The present updating model further suggests that subtle signs of disembodiment might be observed for real body parts when there is no multisensory updating. Evidence for such disembodiment has been reported in the literature, for example, in terms of a reduced temperature of the hidden real hand during the rubber-hand illusion (Folegatti et al., 2009; Moseley et al., 2008; Tieri et al., 2017). Questionnaire data and phenomenological assessments also support the idea that a newly embodied limb may at times fully replace its original counterpart (Kannape et al., 2019; Kilteni, Normand, Sanchez-Vives, & Slater, 2012; Lane et al., 2017; Lewis & Lloyd, 2010; Longo et al., 2009; Valenzuela Moguillansky et al., 2013). In situations in which there is no salient alternative, however, body representations have been shown to be highly persistent as suggested by experiences of phantom limbs in patients after amputation (Flor et al., 1995; Ramachandran et al., 1995). It thus seems as if the updating model mainly applies to situations in which a new entity has just been incorporated in the body representation. It is an interesting and relevant question how much experience it takes to integrate an alien body part firmly into the body representation so that it stands the test of time more steadily than the newly integrated body parts as studied in the present experiment.
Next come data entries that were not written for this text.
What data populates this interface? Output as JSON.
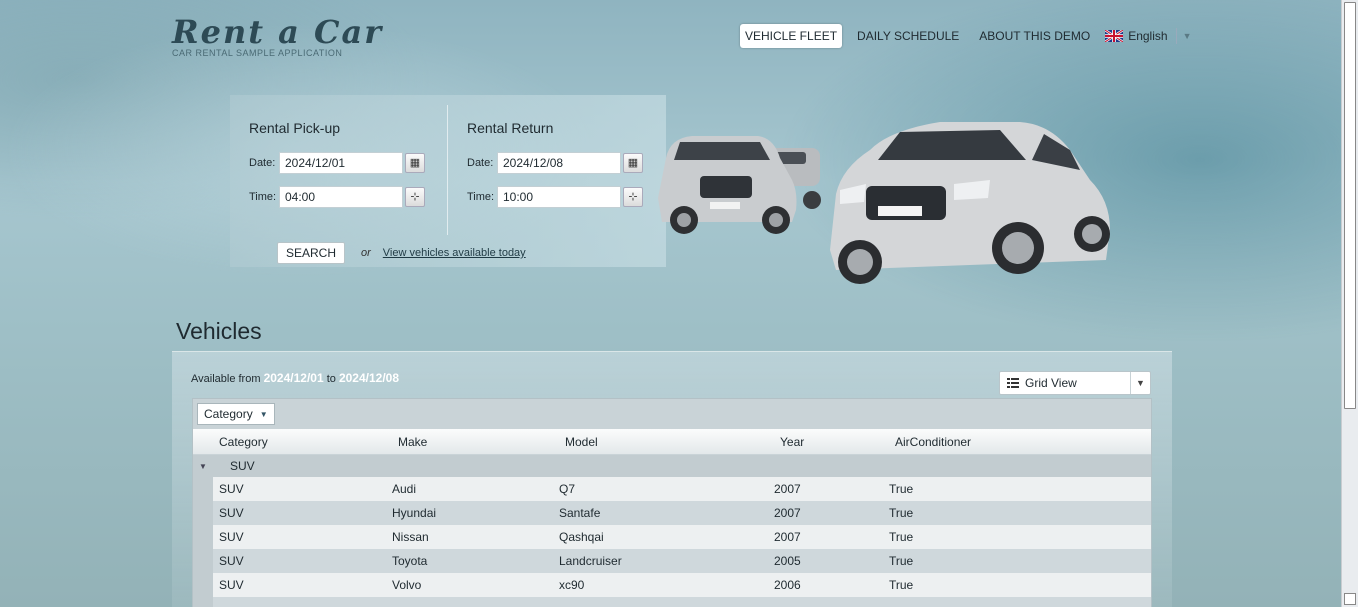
{
  "header": {
    "logo_title": "Rent a Car",
    "logo_subtitle": "CAR RENTAL SAMPLE APPLICATION",
    "nav": [
      {
        "label": "VEHICLE FLEET",
        "active": true
      },
      {
        "label": "DAILY SCHEDULE",
        "active": false
      },
      {
        "label": "ABOUT THIS DEMO",
        "active": false
      }
    ],
    "language": "English"
  },
  "search": {
    "pickup": {
      "title": "Rental Pick-up",
      "date_label": "Date:",
      "date_value": "2024/12/01",
      "time_label": "Time:",
      "time_value": "04:00"
    },
    "return": {
      "title": "Rental Return",
      "date_label": "Date:",
      "date_value": "2024/12/08",
      "time_label": "Time:",
      "time_value": "10:00"
    },
    "search_button": "SEARCH",
    "or_text": "or",
    "today_link": "View vehicles available today"
  },
  "vehicles": {
    "title": "Vehicles",
    "available_prefix": "Available from",
    "available_from": "2024/12/01",
    "available_to_word": "to",
    "available_to": "2024/12/08",
    "view_select": "Grid View",
    "group_chip": "Category",
    "columns": [
      "Category",
      "Make",
      "Model",
      "Year",
      "AirConditioner"
    ],
    "group_label": "SUV",
    "rows": [
      [
        "SUV",
        "Audi",
        "Q7",
        "2007",
        "True"
      ],
      [
        "SUV",
        "Hyundai",
        "Santafe",
        "2007",
        "True"
      ],
      [
        "SUV",
        "Nissan",
        "Qashqai",
        "2007",
        "True"
      ],
      [
        "SUV",
        "Toyota",
        "Landcruiser",
        "2005",
        "True"
      ],
      [
        "SUV",
        "Volvo",
        "xc90",
        "2006",
        "True"
      ]
    ]
  },
  "colors": {
    "accent_dark": "#2d4a55",
    "grid_group_bg": "#c2ccd0",
    "row_alt_bg": "#cfd8dc"
  }
}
Finally, the present focus on newly embodied entities also comes with implications for designing human-machine interfaces in virtual and augmented reality scenarios. Embodiment is closely related to immersion and presence in virtual environments (Jung & Hughes, 2016; Tanaka, Nakanishi, & Ishiguro, 2015; Waltemate, Gall, Roth, Botsch, & Latoschik, 2018), and these phenomena are usually what educational programs or game companies aim to achieve in their outlets. Our data indicate that in order for embodiment not to fade, users must be provided with an opportunity to continuously revalidate their body representation, for instance by being able to move the virtual hand or by other means of detecting matching visual and tactile information. Additionally, our results indicate that even a single instance of meaningful visuo-tactile discrepancy has an immediate and profound impact on subjective embodiment. It still stands to question, however, how easily a limb that has been rejected in that manner is reintegrated into the body representation if synchronous feedback is reinstated. Exploring such re-integration will not only advance current theories on body representations but will also provide applied potential for therapeutic approaches to loss of ownership in clinical conditions such as asomatognosia and somatoparaphrenia (Giummarra, Gibson, Georgiou-Karistianis, & Bradshaw, 2008).